Si è conclusa l'indagine conoscitiva sul fenomeno dei danni causati dalla fauna selvatica e la Commissione Agricoltura della Camera ha pubblicato il documento che riepiloga le problematiche affrontate in un lungo ciclo di audizioni.

L'indagine è stata rivolta ad acquisire una completa informazione sul fenomeno dei danni causati dalla fauna selvatica alle produzioni agricole e zootecniche, sulla tipologia, sulla localizzazione geografica e sulla quantificazione economica dei danni denunciati, sulle colture danneggiate e sulle specie animali interessate, nonché sull'attività svolta dalle amministrazioni competenti e sull'insieme degli strumenti di cui si sono avvalse, con riferimento agli indennizzi richiesti ed erogati.

Il problema di fondo è la mancanza di dati certi, di una analisi quantitativa seria ed attendibile basata su dati certi, che permetta di ricostruire il quadro preciso del fenomeno (tipologia dei danni, quantificazione, tipo di colture danneggiate e specie animali interessate) e di conoscere la consistenza dei danni arrecati all'agricoltura dalla fauna selvatica. In tal senso assumono particolare rilevanza i dati contenuti nel documento approvato dalla Conferenza delle regioni e delle province autonome. Tali dati evidenziano che i danni causati dalla fauna selvatica alle coltivazioni agricole sono ingenti e presenti in tutte le regioni, ancorché differenziati in ragione del territorio, delle colture presenti e delle specie che li causano.

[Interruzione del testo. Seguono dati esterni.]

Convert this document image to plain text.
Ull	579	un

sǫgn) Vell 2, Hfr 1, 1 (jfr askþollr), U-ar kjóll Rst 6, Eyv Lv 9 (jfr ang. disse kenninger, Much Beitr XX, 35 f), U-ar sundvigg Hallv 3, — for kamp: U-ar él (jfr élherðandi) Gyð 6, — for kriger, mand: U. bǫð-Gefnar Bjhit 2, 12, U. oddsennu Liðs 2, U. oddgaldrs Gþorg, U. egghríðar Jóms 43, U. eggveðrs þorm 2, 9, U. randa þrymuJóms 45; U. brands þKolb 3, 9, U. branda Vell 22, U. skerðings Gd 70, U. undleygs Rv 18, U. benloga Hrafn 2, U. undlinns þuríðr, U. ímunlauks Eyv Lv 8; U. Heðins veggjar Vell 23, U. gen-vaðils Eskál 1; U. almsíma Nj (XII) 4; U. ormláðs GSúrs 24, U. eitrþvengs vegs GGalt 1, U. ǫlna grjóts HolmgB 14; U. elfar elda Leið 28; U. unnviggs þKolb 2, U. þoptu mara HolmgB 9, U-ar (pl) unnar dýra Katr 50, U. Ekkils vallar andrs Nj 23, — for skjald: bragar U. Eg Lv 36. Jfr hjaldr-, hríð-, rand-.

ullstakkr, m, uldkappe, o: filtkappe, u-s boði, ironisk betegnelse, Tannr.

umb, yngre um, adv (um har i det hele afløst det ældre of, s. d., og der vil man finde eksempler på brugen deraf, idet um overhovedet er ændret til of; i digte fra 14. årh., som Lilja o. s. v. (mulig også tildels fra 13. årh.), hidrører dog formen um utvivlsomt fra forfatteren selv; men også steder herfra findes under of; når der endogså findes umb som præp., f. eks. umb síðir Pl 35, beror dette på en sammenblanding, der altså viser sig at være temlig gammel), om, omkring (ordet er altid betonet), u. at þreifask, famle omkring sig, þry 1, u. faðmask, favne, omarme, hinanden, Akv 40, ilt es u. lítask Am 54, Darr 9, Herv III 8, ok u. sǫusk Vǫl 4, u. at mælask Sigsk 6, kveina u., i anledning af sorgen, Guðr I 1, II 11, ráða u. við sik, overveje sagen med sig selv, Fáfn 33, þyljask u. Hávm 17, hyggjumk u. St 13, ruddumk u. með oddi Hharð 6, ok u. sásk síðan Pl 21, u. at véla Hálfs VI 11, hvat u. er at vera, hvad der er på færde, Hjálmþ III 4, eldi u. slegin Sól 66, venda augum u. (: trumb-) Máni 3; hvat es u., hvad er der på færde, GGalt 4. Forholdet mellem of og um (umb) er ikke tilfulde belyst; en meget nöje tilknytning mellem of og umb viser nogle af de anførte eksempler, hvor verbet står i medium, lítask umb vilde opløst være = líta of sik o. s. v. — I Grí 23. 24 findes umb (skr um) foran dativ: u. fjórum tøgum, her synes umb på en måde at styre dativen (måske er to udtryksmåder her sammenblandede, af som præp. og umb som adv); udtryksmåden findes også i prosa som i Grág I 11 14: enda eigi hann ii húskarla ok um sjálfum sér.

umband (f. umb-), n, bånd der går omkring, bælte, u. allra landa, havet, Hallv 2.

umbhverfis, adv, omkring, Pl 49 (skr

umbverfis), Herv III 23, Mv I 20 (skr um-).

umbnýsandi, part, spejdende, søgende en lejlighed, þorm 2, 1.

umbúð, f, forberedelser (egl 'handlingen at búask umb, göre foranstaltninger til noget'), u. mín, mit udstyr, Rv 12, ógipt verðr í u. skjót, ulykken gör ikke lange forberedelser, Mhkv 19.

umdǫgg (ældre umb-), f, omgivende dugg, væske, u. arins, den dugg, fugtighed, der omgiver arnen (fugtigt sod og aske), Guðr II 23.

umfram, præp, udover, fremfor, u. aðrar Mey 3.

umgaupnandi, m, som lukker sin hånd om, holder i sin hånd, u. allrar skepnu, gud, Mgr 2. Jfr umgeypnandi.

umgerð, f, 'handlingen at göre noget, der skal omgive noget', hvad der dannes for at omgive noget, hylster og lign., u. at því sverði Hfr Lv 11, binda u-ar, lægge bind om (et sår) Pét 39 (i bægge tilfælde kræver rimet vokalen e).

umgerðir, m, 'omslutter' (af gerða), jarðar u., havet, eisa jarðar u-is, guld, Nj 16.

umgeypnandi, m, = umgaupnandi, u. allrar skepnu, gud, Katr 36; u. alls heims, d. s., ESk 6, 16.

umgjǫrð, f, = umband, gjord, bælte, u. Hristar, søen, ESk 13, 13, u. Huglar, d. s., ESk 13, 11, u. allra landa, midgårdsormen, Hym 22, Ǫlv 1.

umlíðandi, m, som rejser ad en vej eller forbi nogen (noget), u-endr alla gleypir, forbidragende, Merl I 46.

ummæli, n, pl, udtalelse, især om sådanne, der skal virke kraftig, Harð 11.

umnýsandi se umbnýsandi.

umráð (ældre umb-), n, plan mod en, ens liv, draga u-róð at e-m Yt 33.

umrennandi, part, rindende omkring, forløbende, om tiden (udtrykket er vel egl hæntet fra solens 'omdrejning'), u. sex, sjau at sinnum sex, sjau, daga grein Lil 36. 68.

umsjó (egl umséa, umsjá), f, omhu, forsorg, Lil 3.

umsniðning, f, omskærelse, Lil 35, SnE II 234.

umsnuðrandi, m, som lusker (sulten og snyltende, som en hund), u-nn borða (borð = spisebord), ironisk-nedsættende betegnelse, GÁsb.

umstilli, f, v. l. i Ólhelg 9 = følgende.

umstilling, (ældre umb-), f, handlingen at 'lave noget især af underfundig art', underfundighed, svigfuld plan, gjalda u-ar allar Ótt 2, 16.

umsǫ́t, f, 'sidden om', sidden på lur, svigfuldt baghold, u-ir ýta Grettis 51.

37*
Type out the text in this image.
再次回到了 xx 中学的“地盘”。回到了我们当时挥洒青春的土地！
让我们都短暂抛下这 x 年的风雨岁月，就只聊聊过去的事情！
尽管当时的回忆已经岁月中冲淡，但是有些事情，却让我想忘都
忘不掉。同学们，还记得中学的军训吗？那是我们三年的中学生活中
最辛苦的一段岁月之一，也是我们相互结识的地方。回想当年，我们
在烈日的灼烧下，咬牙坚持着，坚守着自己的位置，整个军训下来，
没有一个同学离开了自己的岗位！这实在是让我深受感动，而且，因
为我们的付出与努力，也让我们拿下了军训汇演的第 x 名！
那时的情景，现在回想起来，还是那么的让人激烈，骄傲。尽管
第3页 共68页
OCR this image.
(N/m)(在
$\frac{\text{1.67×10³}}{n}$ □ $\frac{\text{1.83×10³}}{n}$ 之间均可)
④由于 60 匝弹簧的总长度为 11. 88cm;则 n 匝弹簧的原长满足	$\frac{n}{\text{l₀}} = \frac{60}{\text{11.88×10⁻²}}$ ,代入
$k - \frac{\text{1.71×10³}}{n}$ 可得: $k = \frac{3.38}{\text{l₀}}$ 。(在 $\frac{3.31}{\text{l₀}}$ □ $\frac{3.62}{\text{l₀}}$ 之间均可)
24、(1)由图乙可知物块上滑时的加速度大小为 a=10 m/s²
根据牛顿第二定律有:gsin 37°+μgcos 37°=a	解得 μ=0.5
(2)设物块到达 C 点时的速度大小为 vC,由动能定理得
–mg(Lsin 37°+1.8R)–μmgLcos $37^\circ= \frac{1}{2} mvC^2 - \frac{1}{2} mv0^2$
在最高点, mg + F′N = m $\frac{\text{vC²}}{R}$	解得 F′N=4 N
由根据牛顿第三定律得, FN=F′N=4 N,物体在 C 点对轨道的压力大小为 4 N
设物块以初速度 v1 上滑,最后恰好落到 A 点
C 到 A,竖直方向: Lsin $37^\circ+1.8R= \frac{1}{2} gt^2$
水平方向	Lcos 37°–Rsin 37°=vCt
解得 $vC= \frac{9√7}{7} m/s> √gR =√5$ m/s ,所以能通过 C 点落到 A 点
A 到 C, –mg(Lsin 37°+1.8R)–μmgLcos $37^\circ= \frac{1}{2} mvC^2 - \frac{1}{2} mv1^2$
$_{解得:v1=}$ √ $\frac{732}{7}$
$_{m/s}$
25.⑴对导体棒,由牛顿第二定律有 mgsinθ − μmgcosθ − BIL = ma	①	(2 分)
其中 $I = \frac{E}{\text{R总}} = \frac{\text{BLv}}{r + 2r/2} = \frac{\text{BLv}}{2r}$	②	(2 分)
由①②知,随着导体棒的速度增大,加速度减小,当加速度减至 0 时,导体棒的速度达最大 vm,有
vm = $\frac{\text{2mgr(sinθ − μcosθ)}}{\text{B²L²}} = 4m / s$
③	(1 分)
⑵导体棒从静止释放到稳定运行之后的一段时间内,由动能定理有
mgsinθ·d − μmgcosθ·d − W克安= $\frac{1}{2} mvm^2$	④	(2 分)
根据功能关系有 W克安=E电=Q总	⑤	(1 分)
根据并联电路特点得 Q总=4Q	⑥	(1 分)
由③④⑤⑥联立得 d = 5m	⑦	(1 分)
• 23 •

Oltre ai danni alle colture sono ingenti anche i danni alla zootecnia, mentre le specie responsabili sono non solo specie cacciabili, ma anche specie protette, come ad esempio lo storno e il lupo.

Non si può prescindere dalla considerazione in merito all'inaffidabilità dei dati attualmente raccolti, la cui rilevazione è spesso affidata alle associazioni venatorie, evidentemente parti in causa nella determinazione del fenomeno, e non ad enti qualificati, quali potrebbe essere l'ISPRA, che solo può disporre del personale e degli strumenti scientifici adatti ai censimenti.

Passando alle questioni di merito, con riguardo ai danni provocati dagli ungulati, se è emerso nel corso dell'indagine che le cause che hanno favorito l'espansione e la crescita di tali popolazioni sono legate a molteplici fattori, è pur vero che le immissioni a scopo venatorio, iniziate negli anni '50, hanno sicuramente giocato un ruolo fondamentale, in quanto condotte in maniera non programmata e senza tener conto dei principi basilari della pianificazione faunistica e della profilassi sanitaria.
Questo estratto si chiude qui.